Margit Sonja Annie Norell (23 February 1914 – 28 January 2005) was a Swedish psychoanalyst.

==Biography==
Margit Norell was born in and grew up in Uppsala and Stockholm, as the daughter of geology professor Percy Quensel and zoologist and journalist Annie Weiss. She was the granddaughter of theology professor Oscar Quensel. She graduated Bachelor and trained as a psychoanalyst. She resigned from the Swedish Psychoanalytical Association in the 1960s, and in 1968 established the Swedish Association for Holistic Psychotherapy and Psychoanalysis.

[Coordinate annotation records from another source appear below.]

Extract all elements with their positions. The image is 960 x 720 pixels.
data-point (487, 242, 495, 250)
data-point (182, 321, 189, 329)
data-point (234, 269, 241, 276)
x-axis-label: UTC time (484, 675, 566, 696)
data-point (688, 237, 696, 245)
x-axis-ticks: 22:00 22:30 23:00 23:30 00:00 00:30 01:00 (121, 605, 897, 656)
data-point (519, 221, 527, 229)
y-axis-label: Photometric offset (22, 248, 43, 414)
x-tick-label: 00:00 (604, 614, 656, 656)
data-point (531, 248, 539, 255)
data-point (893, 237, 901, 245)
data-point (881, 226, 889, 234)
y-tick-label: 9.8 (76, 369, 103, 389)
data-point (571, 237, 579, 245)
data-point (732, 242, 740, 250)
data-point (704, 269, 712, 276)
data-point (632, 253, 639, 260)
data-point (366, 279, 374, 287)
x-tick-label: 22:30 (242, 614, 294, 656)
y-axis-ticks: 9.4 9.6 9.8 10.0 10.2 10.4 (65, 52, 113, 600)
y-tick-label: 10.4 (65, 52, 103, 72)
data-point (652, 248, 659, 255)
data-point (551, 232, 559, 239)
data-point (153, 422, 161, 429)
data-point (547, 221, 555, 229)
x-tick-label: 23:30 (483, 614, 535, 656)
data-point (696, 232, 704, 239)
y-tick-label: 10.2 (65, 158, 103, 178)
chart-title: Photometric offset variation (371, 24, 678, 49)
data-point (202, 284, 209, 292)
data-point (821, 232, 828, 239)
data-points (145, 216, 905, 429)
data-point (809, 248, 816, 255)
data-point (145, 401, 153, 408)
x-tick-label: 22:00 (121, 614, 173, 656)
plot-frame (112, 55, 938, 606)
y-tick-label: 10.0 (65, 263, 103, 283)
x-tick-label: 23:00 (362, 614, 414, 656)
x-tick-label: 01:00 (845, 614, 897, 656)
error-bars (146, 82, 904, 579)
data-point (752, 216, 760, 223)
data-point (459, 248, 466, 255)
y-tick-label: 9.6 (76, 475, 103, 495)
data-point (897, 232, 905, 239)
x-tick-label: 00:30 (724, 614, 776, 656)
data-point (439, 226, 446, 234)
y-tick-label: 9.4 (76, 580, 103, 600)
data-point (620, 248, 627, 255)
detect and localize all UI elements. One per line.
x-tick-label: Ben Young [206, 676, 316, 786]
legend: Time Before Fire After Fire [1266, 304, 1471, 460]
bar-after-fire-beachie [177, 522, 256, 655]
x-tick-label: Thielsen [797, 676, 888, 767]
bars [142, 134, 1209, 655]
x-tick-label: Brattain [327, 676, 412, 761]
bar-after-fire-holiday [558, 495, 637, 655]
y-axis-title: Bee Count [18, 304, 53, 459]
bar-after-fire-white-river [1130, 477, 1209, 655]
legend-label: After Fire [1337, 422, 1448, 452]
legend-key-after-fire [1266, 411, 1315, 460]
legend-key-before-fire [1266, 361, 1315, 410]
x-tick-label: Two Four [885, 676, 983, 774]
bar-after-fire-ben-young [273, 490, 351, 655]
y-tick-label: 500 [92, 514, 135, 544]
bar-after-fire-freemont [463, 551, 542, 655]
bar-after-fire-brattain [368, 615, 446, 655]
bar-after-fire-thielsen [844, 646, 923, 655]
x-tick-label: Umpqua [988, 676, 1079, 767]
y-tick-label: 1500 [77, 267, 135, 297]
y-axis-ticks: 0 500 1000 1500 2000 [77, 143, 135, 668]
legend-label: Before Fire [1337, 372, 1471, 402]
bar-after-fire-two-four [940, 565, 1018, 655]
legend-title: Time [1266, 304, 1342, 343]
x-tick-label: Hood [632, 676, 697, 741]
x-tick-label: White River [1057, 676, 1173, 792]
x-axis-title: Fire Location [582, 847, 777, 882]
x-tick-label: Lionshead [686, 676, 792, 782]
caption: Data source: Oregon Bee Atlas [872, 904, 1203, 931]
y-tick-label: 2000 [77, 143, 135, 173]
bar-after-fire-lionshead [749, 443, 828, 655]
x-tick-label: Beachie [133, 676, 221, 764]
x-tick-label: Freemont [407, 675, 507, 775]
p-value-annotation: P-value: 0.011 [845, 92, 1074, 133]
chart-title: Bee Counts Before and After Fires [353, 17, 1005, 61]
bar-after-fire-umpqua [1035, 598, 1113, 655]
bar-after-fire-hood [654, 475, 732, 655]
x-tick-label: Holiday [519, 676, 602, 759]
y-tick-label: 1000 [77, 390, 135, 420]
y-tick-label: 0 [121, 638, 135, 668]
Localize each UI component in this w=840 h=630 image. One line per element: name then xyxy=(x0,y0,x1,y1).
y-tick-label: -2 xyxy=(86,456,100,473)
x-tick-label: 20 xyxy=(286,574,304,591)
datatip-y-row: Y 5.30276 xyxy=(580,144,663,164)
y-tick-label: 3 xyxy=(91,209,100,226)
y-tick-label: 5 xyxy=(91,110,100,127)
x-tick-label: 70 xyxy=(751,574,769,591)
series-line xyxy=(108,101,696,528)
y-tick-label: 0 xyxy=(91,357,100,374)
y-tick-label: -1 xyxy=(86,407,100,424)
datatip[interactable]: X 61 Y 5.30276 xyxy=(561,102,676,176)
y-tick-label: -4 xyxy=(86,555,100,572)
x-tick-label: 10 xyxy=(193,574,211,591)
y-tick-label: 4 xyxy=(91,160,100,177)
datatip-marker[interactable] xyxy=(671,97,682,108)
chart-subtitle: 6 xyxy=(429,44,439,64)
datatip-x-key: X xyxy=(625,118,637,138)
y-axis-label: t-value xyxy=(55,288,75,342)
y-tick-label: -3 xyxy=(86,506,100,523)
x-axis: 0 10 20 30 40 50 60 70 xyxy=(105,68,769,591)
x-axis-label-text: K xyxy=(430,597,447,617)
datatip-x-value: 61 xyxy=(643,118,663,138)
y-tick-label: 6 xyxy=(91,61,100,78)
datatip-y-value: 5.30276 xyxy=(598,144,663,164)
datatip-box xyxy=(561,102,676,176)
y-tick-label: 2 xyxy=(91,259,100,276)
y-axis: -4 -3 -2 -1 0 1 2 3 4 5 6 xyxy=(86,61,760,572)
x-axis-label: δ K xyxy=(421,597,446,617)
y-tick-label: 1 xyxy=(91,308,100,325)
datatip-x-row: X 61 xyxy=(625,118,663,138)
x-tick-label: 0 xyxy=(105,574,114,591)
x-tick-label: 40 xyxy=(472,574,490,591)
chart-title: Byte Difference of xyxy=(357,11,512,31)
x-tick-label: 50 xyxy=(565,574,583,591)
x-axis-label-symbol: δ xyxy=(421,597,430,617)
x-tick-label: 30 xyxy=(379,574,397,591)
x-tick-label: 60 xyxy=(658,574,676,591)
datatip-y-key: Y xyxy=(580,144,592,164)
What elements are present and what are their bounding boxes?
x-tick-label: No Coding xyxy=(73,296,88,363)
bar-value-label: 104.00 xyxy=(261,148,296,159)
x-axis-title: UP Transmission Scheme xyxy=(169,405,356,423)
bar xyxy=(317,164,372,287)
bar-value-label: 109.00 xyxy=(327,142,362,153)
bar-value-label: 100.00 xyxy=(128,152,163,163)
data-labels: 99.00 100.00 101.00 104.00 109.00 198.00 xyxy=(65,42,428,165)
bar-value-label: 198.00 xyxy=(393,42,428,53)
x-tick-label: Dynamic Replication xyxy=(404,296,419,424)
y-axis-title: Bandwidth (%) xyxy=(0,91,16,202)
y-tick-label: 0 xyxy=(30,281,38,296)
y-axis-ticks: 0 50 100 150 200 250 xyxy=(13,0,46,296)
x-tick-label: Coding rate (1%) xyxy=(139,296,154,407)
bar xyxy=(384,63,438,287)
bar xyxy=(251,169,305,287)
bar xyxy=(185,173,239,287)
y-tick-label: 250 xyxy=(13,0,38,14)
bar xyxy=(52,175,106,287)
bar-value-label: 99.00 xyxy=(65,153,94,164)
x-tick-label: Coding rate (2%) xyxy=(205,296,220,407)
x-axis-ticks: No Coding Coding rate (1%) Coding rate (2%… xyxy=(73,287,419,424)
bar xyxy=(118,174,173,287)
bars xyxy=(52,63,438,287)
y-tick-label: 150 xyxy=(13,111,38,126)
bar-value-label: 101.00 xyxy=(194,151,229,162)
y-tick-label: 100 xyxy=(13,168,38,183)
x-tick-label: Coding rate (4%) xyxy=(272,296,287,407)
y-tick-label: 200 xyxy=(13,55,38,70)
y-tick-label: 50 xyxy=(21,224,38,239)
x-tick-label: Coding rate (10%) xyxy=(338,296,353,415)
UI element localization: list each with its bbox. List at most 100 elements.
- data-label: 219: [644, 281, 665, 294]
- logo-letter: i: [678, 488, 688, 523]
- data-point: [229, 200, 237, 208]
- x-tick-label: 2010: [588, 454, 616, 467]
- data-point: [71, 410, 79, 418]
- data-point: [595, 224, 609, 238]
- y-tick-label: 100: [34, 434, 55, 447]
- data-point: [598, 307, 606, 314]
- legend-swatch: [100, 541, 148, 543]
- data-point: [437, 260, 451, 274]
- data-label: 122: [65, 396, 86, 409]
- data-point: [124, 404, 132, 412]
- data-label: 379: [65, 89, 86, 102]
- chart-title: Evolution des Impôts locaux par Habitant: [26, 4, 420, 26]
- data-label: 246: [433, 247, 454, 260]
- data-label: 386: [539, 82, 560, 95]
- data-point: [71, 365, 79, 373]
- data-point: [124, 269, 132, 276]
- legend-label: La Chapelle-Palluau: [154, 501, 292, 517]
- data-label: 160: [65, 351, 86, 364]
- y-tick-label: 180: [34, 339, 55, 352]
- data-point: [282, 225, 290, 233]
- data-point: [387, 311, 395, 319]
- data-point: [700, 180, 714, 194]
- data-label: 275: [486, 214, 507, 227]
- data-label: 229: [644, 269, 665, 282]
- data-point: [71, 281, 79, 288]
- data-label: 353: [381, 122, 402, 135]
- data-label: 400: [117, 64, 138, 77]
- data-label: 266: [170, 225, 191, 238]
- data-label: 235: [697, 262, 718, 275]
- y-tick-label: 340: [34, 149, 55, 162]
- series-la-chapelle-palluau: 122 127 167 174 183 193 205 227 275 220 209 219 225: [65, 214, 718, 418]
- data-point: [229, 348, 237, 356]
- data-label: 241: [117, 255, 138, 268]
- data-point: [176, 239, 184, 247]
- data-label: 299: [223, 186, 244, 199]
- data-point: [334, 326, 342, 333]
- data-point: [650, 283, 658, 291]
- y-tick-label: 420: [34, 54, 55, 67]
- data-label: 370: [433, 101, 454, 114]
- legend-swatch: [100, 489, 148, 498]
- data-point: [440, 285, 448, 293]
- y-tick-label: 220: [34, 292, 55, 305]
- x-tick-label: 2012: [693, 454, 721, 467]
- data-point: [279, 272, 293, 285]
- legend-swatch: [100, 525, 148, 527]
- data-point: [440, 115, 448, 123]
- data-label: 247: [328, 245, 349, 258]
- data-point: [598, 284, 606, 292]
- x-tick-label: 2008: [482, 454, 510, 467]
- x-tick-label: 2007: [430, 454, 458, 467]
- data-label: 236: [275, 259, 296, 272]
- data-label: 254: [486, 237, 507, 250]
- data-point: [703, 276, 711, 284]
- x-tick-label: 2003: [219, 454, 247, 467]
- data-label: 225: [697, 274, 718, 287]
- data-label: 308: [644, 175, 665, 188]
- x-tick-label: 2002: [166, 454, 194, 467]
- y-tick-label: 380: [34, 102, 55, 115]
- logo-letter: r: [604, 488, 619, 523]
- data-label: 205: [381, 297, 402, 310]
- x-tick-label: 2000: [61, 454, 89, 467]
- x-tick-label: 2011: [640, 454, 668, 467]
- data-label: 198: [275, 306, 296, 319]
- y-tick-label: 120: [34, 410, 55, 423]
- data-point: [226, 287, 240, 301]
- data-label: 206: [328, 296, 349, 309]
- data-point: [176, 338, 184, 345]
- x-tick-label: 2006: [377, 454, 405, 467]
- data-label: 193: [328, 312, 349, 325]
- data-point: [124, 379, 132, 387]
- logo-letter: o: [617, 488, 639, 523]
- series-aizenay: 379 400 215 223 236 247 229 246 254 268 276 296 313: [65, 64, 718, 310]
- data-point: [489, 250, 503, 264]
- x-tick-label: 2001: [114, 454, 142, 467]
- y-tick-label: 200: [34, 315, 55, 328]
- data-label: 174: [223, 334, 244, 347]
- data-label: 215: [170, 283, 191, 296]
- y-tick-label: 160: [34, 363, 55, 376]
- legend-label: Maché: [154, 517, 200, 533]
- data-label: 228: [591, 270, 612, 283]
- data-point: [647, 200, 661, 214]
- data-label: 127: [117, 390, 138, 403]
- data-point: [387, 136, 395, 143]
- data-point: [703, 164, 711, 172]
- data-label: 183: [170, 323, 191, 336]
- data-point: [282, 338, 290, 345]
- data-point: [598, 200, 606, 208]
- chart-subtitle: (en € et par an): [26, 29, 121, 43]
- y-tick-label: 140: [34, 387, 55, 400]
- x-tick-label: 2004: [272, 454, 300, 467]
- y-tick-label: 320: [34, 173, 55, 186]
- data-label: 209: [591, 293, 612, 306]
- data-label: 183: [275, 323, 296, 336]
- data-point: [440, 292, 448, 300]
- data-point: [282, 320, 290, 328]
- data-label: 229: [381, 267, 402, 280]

Norell felt that deep-seated, repressed memories could be brought forward in therapy, and advocated a psychoanalytic treatment for developing them. This approach was popular in the US during the 1980s and formed the basis for expert testimony in several criminal cases in Sweden in the 1990s. This pseudoscientific approach led to the largest miscarriage of justice case in Swedish history, the Thomas Quick case.

Norell was a supervisor and therapist for psychologists and therapists who treated and studied Thomas Quick in the Forensic Psychiatric Clinic in Säter. One of these, the psychologist Sven Å. Christianson was an expert witness in the murder trial of Quick. Norell was also the mentor of feminist therapist Hanna Olsson who, on Norell's advice, wrote the book Catrine och rättvisan (Catrine and Justice) which detailed the acclaimed Catrine da Costa murder case. They also collaborated in a 1977 prostitution investigation. Dan Josefsson wrote that a "cult"-like group led by Norell manipulated the police and talked Sture Bergwall into false confessions.

Margit Norell married Curt Norell in 1939, and the couple had three children. She died at the age of 90 in Stockholm.